Mon psychologue dit que dans un couple, le contraire de l’amour n’est pas la haine, mais l’indifférence. Tant que vous ressentez quelque chose – même de la haine – il y a de l’espoir. Moi, je déteste mon mari, mais je doute qu’on puisse revenir en arrière à partir de ce sentiment…
Par défi
Hier soir, ma femme est entrée dans mon bureau, alors qu’on avait convenu que c’était mon sanctuaire et qu’elle ne pouvait pas y entrer comme ça, tout comme je ne force jamais la porte de son dressing. Elle s’est arrêtée, les mains sur les hanches, fronçant les sourcils en me regardant. En la regardant, je me suis rappelé à quel point j’aimais embrasser cette taille, et combien son visage est devenu dur avec ces rides dues à ses sourcils toujours froncés. Elle expliquait ce que j’avais encore raté, mais je lui ai tourné le dos sans l’écouter, son cri est devenu un bruit de fond dans ma tête. Je déteste tellement cette femme que j’ai développé la capacité de ne même plus entendre ce qu’elle dit.
Rêves brisés
Je me révoltait quand j’étais jeune en entendant à la télé qu’un conjoint avait été tué, me demandant comment on pouvait en arriver là.
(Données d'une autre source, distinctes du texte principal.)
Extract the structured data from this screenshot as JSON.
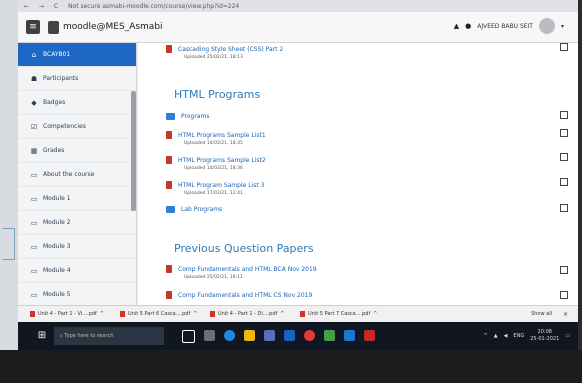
{
  "browser": {
    "nav": "← → C",
    "url_prefix": "Not secure",
    "url": "asmabi-moodle.com/course/view.php?id=224"
  },
  "header": {
    "menu_icon": "hamburger-icon",
    "site_name": "moodle@MES_Asmabi",
    "user_name": "AJVEED BABU SEIT"
  },
  "sidebar": {
    "items": [
      {
        "label": "BCAYB01",
        "icon": "course-icon"
      },
      {
        "label": "Participants",
        "icon": "users-icon"
      },
      {
        "label": "Badges",
        "icon": "badge-icon"
      },
      {
        "label": "Competencies",
        "icon": "check-icon"
      },
      {
        "label": "Grades",
        "icon": "grades-icon"
      },
      {
        "label": "About the course",
        "icon": "folder-icon"
      },
      {
        "label": "Module 1",
        "icon": "folder-icon"
      },
      {
        "label": "Module 2",
        "icon": "folder-icon"
      },
      {
        "label": "Module 3",
        "icon": "folder-icon"
      },
      {
        "label": "Module 4",
        "icon": "folder-icon"
      },
      {
        "label": "Module 5",
        "icon": "folder-icon"
      }
    ]
  },
  "main": {
    "top_file": {
      "name": "Cascading Style Sheet (CSS) Part 2",
      "meta": "Uploaded 25/02/21, 18:13"
    },
    "section1_title": "HTML Programs",
    "section1_items": [
      {
        "type": "folder",
        "name": "Programs",
        "meta": ""
      },
      {
        "type": "file",
        "name": "HTML Programs Sample List1",
        "meta": "Uploaded 14/03/21, 18:35"
      },
      {
        "type": "file",
        "name": "HTML Programs Sample List2",
        "meta": "Uploaded 14/03/21, 18:36"
      },
      {
        "type": "file",
        "name": "HTML Program Sample List 3",
        "meta": "Uploaded 17/03/21, 12:41"
      },
      {
        "type": "folder",
        "name": "Lab Programs",
        "meta": ""
      }
    ],
    "section2_title": "Previous Question Papers",
    "section2_items": [
      {
        "type": "file",
        "name": "Comp Fundamentals and HTML BCA Nov 2019",
        "meta": "Uploaded 25/02/21, 18:11"
      },
      {
        "type": "file",
        "name": "Comp Fundamentals and HTML CS Nov 2019",
        "meta": ""
      }
    ]
  },
  "downloads": {
    "items": [
      "Unit 4 - Part 1 - Vi....pdf",
      "Unit 5 Part 6 Casca....pdf",
      "Unit 4 - Part 1 - Di....pdf",
      "Unit 5 Part 7 Casca....pdf"
    ],
    "show_all": "Show all",
    "close": "×"
  },
  "taskbar": {
    "search_placeholder": "Type here to search",
    "time": "20:08",
    "date": "25-01-2021",
    "lang": "ENG"
  },
  "colors": {
    "accent": "#1f67c4",
    "link": "#1a63b3",
    "section_title": "#2d7ab8",
    "pdf_icon": "#c0392b"
  }
}
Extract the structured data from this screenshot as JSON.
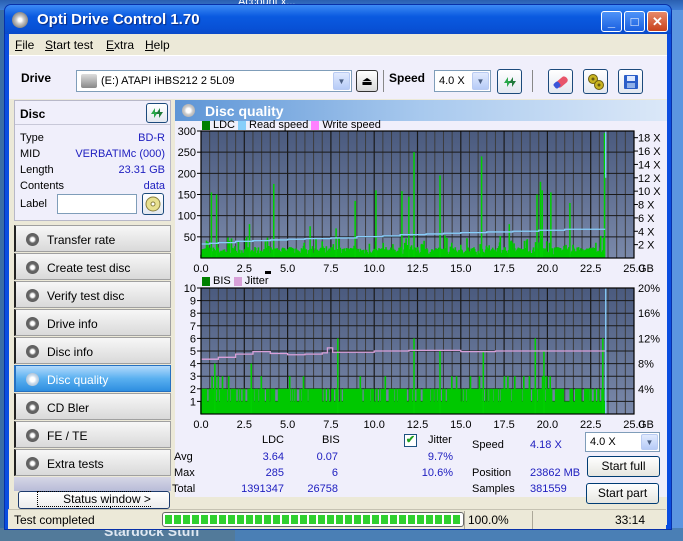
{
  "desktop": {
    "top_label": "Account x...",
    "bottom_label": "Stardock Stuff"
  },
  "window": {
    "title": "Opti Drive Control 1.70",
    "buttons": {
      "minimize": "_",
      "maximize": "□",
      "close": "✕"
    }
  },
  "menu": [
    {
      "label": "File",
      "u": "F",
      "rest": "ile"
    },
    {
      "label": "Start test",
      "u": "S",
      "rest": "tart test"
    },
    {
      "label": "Extra",
      "u": "E",
      "rest": "xtra"
    },
    {
      "label": "Help",
      "u": "H",
      "rest": "elp"
    }
  ],
  "toolbar": {
    "drive_label": "Drive",
    "drive_value": "(E:)  ATAPI iHBS212   2 5L09",
    "speed_label": "Speed",
    "speed_value": "4.0 X",
    "icons": [
      "refresh-icon",
      "eraser-icon",
      "settings-icon",
      "save-icon"
    ]
  },
  "disc": {
    "title": "Disc",
    "rows": [
      {
        "key": "Type",
        "value": "BD-R"
      },
      {
        "key": "MID",
        "value": "VERBATIMc (000)"
      },
      {
        "key": "Length",
        "value": "23.31 GB"
      },
      {
        "key": "Contents",
        "value": "data"
      }
    ],
    "label_key": "Label",
    "label_value": ""
  },
  "nav": [
    {
      "label": "Transfer rate",
      "active": false
    },
    {
      "label": "Create test disc",
      "active": false
    },
    {
      "label": "Verify test disc",
      "active": false
    },
    {
      "label": "Drive info",
      "active": false
    },
    {
      "label": "Disc info",
      "active": false
    },
    {
      "label": "Disc quality",
      "active": true
    },
    {
      "label": "CD Bler",
      "active": false
    },
    {
      "label": "FE / TE",
      "active": false
    },
    {
      "label": "Extra tests",
      "active": false
    }
  ],
  "status_window_button": "Status window > >",
  "panel": {
    "title": "Disc quality"
  },
  "chart_data": [
    {
      "type": "bar",
      "title": "LDC",
      "legend": [
        {
          "name": "LDC",
          "color": "#008000"
        },
        {
          "name": "Read speed",
          "color": "#87cefa"
        },
        {
          "name": "Write speed",
          "color": "#ff80ff"
        }
      ],
      "xlabel": "GB",
      "x_ticks": [
        "0.0",
        "2.5",
        "5.0",
        "7.5",
        "10.0",
        "12.5",
        "15.0",
        "17.5",
        "20.0",
        "22.5",
        "25.0"
      ],
      "xlim": [
        0,
        25
      ],
      "y_ticks": [
        "50",
        "100",
        "150",
        "200",
        "250",
        "300"
      ],
      "ylim": [
        0,
        300
      ],
      "y2_ticks": [
        "2 X",
        "4 X",
        "6 X",
        "8 X",
        "10 X",
        "12 X",
        "14 X",
        "16 X",
        "18 X"
      ],
      "y2lim": [
        0,
        19
      ],
      "grid": true,
      "data_end_gb": 23.31,
      "ldc_spikes": [
        [
          0.6,
          155
        ],
        [
          0.9,
          150
        ],
        [
          2.8,
          80
        ],
        [
          4.2,
          175
        ],
        [
          6.3,
          75
        ],
        [
          7.8,
          70
        ],
        [
          8.9,
          135
        ],
        [
          10.1,
          160
        ],
        [
          11.6,
          158
        ],
        [
          12.0,
          145
        ],
        [
          12.3,
          250
        ],
        [
          13.8,
          195
        ],
        [
          16.2,
          240
        ],
        [
          17.8,
          80
        ],
        [
          19.4,
          150
        ],
        [
          19.6,
          180
        ],
        [
          19.7,
          160
        ],
        [
          20.2,
          155
        ],
        [
          21.3,
          130
        ],
        [
          23.3,
          295
        ]
      ],
      "read_speed": [
        [
          0,
          2.1
        ],
        [
          0.5,
          2.2
        ],
        [
          1.0,
          2.3
        ],
        [
          2.0,
          2.5
        ],
        [
          3.0,
          2.6
        ],
        [
          4.0,
          2.7
        ],
        [
          5.0,
          2.8
        ],
        [
          6.0,
          2.9
        ],
        [
          7.5,
          3.0
        ],
        [
          9.0,
          3.2
        ],
        [
          10.5,
          3.3
        ],
        [
          11.5,
          3.5
        ],
        [
          13.0,
          3.6
        ],
        [
          14.0,
          3.7
        ],
        [
          15.0,
          3.8
        ],
        [
          16.5,
          3.9
        ],
        [
          18.0,
          4.0
        ],
        [
          19.5,
          4.15
        ],
        [
          21.0,
          4.3
        ],
        [
          23.3,
          4.4
        ]
      ]
    },
    {
      "type": "bar",
      "title": "BIS",
      "legend": [
        {
          "name": "BIS",
          "color": "#008000"
        },
        {
          "name": "Jitter",
          "color": "#d8a0d8"
        }
      ],
      "xlabel": "GB",
      "x_ticks": [
        "0.0",
        "2.5",
        "5.0",
        "7.5",
        "10.0",
        "12.5",
        "15.0",
        "17.5",
        "20.0",
        "22.5",
        "25.0"
      ],
      "xlim": [
        0,
        25
      ],
      "y_ticks": [
        "1",
        "2",
        "3",
        "4",
        "5",
        "6",
        "7",
        "8",
        "9",
        "10"
      ],
      "ylim": [
        0,
        10
      ],
      "y2_ticks": [
        "4%",
        "8%",
        "12%",
        "16%",
        "20%"
      ],
      "y2lim": [
        0,
        20
      ],
      "grid": true,
      "data_end_gb": 23.31,
      "bis_spikes": [
        [
          0.8,
          4
        ],
        [
          2.9,
          4
        ],
        [
          7.9,
          6
        ],
        [
          12.3,
          6
        ],
        [
          13.8,
          5
        ],
        [
          16.3,
          5
        ],
        [
          19.3,
          6
        ],
        [
          19.8,
          5
        ],
        [
          23.2,
          6
        ]
      ],
      "jitter": [
        [
          0,
          8.7
        ],
        [
          1,
          9.0
        ],
        [
          2,
          9.5
        ],
        [
          3,
          9.9
        ],
        [
          4,
          9.6
        ],
        [
          5,
          9.4
        ],
        [
          6,
          9.5
        ],
        [
          7,
          9.7
        ],
        [
          7.3,
          10.5
        ],
        [
          7.6,
          9.8
        ],
        [
          8,
          9.8
        ],
        [
          10,
          10.0
        ],
        [
          12,
          10.1
        ],
        [
          14,
          10.1
        ],
        [
          15,
          9.9
        ],
        [
          17,
          10.0
        ],
        [
          19,
          10.0
        ],
        [
          21,
          10.0
        ],
        [
          23.3,
          9.9
        ]
      ]
    }
  ],
  "stats": {
    "col_ldc": "LDC",
    "col_bis": "BIS",
    "jitter_label": "Jitter",
    "jitter_checked": true,
    "rows": [
      {
        "label": "Avg",
        "ldc": "3.64",
        "bis": "0.07",
        "jitter": "9.7%"
      },
      {
        "label": "Max",
        "ldc": "285",
        "bis": "6",
        "jitter": "10.6%"
      },
      {
        "label": "Total",
        "ldc": "1391347",
        "bis": "26758",
        "jitter": ""
      }
    ],
    "speed_label": "Speed",
    "speed_value": "4.18 X",
    "position_label": "Position",
    "position_value": "23862 MB",
    "samples_label": "Samples",
    "samples_value": "381559",
    "speed_select": "4.0 X",
    "start_full": "Start full",
    "start_part": "Start part"
  },
  "statusbar": {
    "text": "Test completed",
    "progress": 1.0,
    "percent": "100.0%",
    "time": "33:14"
  }
}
Aujourd’hui, après 24 ans de mariage, je me surprends à imaginer combien tout serait plus simple sans elle. Je songe à mettre du poison dans sa nourriture, en la regardant manger avec un sourire. Parfois, je pense à lui offrir une coupe de champagne pour notre anniversaire, puis à la frapper avec la bouteille. Je plaisante, bien sûr, mais c’est une façon de soulager ma douleur. Une fois, j’ai même rêvé que la police venait m’annoncer qu’elle était morte dans un accident, et que je pleurais théâtralement avant de danser de joie une fois seule. Il est clair que je dois divorcer.

Un champ de mines
Tout le monde sait que ma femme et moi, on se déteste. Lors des réunions familiales ou entre amis, on se critique devant ceux qui nous écoutent. Tout le monde sait qu’on ne divorce pas encore à cause des enfants, mais dès que le plus jeune aura son bac, on se séparera. En attendant, on vit comme si on devait traverser un champ de mines chaque jour : on ne sait jamais quand ça va exploser. Je ne souhaite cette vie à personne.
Le spectacle
Parfois, je regarde mon mari et rien que de le voir, ça me rend malade. Je n’arrive pas à croire que j’ai un jour aimé cette « créature » et que j’ai juré fidélité devant tous mes proches. Récemment, notre fille a pris une photo de famille et lui a demandé de l’enlacer. Quand il m’a touchée, j’ai eu la nausée.
La journée
Nous étions au match de foot de notre enfant, ils ont gagné et il a même marqué un but, alors on est rentrés de bonne humeur. On a décidé que je ferais une pizza pour le déjeuner. Je mettais joyeusement le chorizo sur la pâte en sifflotant, quand ma femme est arrivée et a commencé à faire une scène. Elle criait parce que, selon elle, j’avais coupé les tranches trop épaisses, il y avait trop de tomates, et plein d’autres raisons inventées. Notre fils lui a demandé d’arrêter de crier – ce qui m’a brisé le cœur – mais elle a continué. Elle a gâché la journée sans raison, juste pour se disputer.
En consolant notre enfant en pleurs, j’ai pensé que ça suffisait. Ma femme a toujours été comme ça, créant des conflits pour rien, et j’ai toujours supporté, mais j’ai décidé de ne plus laisser ça empoisonner la vie de mon enfant. Le soir, je lui ai dit que j’en avais fini, car notre fils ne retiendra que ses cris de cette journée. Elle a promis de changer, mais je l’ai déjà entendu mille fois et je sais que ça ne se passera pas comme ça. J’ai peur que si je divorce, elle obtienne la garde de notre fils et qu’il doive passer encore plus de temps avec elle. Je me sens piégé, sans solution. (Ma femme refuse d’aller voir un thérapeute.)